Last week, Fall Out Boy’s Infinity on High usurped Norah Jones’ Not Too Late
– the previous week’s #1 – as the nation’s top-selling LP, relegating
the jazzy songstress to the chart’s #2 position and scoring the Chicago rockers the first chart-crowning debut of their careers. This week, Jones returned the favor.
With nearly 211,000 copies of Not Too Late sold during the album’s third week of release, Jones reclaims Billboard‘s coveted throne, leaving Fall Out Boy in the proverbial dust. Sales of Infinity on High
dipped by more than 50 percent, dropping FOB to the chart’s #5 slot
with second-week sales reported at close to 119,000, according to the
latest SoundScan results.
But the bigger news is the windfall from the 2007 Grammy Awards, handed
out early last week. Whether you took home a statuette or not didn’t
matter much to consumers – even albums by nominees who didn’t win
experienced major sales boons.
The biggest spike in retail interest came for the Dixie Chicks, whose Taking the Long Way was honored with five Grammys, including Record of the Year, Album of the Year and Song of the Year prizes.
Sales of the LP rose a whopping 714 percent to top 103,000, landing the
Chicks in the chart’s #8 slot; during the previous week, Taking the Long Way sold nearly 13,000 units, and occupied the chart’s #72 position.

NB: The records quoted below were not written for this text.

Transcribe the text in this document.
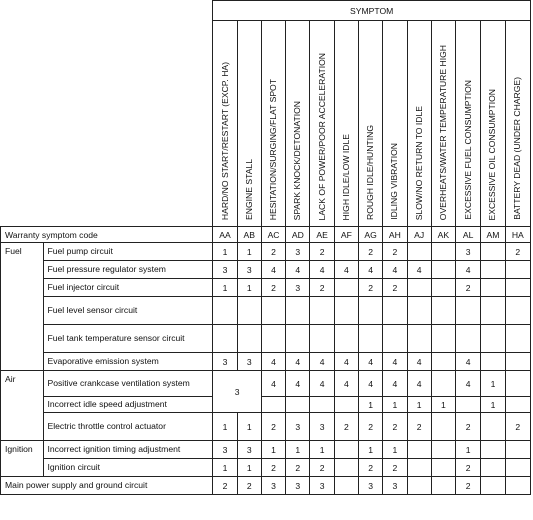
		SYMPTOM												
		HARD/NO START/RESTART (EXCP. HA)	ENGINE STALL	HESITATION/SURGING/FLAT SPOT	SPARK KNOCK/DETONATION	LACK OF POWER/POOR ACCELERATION	HIGH IDLE/LOW IDLE	ROUGH IDLE/HUNTING	IDLING VIBRATION	SLOW/NO RETURN TO IDLE	OVERHEATS/WATER TEMPERATURE HIGH	EXCESSIVE FUEL CONSUMPTION	EXCESSIVE OIL CONSUMPTION	BATTERY DEAD (UNDER CHARGE)
Warranty symptom code		AA	AB	AC	AD	AE	AF	AG	AH	AJ	AK	AL	AM	HA
Fuel	Fuel pump circuit	1	1	2	3	2		2	2			3		2
	Fuel pressure regulator system	3	3	4	4	4	4	4	4	4		4		
	Fuel injector circuit	1	1	2	3	2		2	2			2		
	Fuel level sensor circuit													
	Fuel tank temperature sensor circuit													
	Evaporative emission system	3	3	4	4	4	4	4	4	4		4		
Air	Positive crankcase ventilation system	3		4	4	4	4	4	4	4		4	1	
	Incorrect idle speed adjustment							1	1	1	1		1	
	Electric throttle control actuator	1	1	2	3	3	2	2	2	2		2		2
Ignition	Incorrect ignition timing adjustment	3	3	1	1	1		1	1			1		
	Ignition circuit	1	1	2	2	2		2	2			2		
Main power supply and ground circuit		2	2	3	3	3		3	3			2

Likewise, nominee Corinne Bailey Rae’s self-titled album experienced a
132 percent sales surge, scanning another 120,000 copies – enough to
help the disc hop four places on the chart to #4. Even the 2007 Grammy Nominees
compilation – featuring 23 tracks from this year’s contenders – enjoyed
a 116 percent increase in sales, climbing from #7 to #3 on the chart
with more than 131,000 copies sold.
Sales of FutureSex/LoveSounds
by Justin Timberlake – who walked off with the Best Dance Recording and
Best Rap/Sung Collaboration awards – soared 123 percent for a total of
108,000, earning JT the chart’s #7 spot. John Mayer’s Continuum,
winner of the Best Pop Vocal Album, was the beneficiary of a 182
percent sales jump, ending the week with more than 80,000 scans and the
chart’s #10 opening – up from #29 the week before. Best Rock Album
honoree, the Red Hot Chili Peppers’ Stadium Arcadium, climbs to #12 this week from #39, selling 67,000 units – thanks to a sales increase of 194 percent. Big winner Mary J. Blige’s The Breakthrough sold more than 43,000 – a 161 percent sales spike – and ends up at #21, climbing more than 30 chart positions.
Gnarls Barkley’s Best Alternative Album-winning St. Elsewhere soared 192 percent to finish at #44 – up from #111 – with 27,000 scans, and James Blunt’s Back to Bedlam experienced a 152 percent increase in sales, closing out the week at #47 with sales of 23,000.
Elsewhere on the chart, Robin Thicke’s The Evolution of Robin Thicke
continues selling like hotcakes, holding at #6 this week with around
116,000 units scanned; sales of the disc jumped 90 percent. And ending
the week at #9 – down six spots from #3 but still up 34 percent in
sales – is Daughtry, the self-titled debut from “American Idol” finalist Chris Daughtry’s rock act, with 102,000 copies sold.
When it comes to new releases, a mere four pop up on this week’s chart, including the late Gerald Levert’s In My Songs. The first posthumous release from the singer, who died in November at age 40, In My Songs is Levert’s highest-charting debut, opening at #2 with 165,000 copies sold. Further down the chart is Lucinda Williams’ West, bowing at #14 with 57,000 scans, while Van Morrison’s Van Morrison at the Movies
follows at #35 with week-one sales of 29,000-plus. And finally,
debuting at #84 with 13,000 sold, is the latest solo mixtape by the
Dipset’s JR Writer, JR Writer: Writer’s Block 4; the album was largely produced by the Diplomats’ Dukedagod.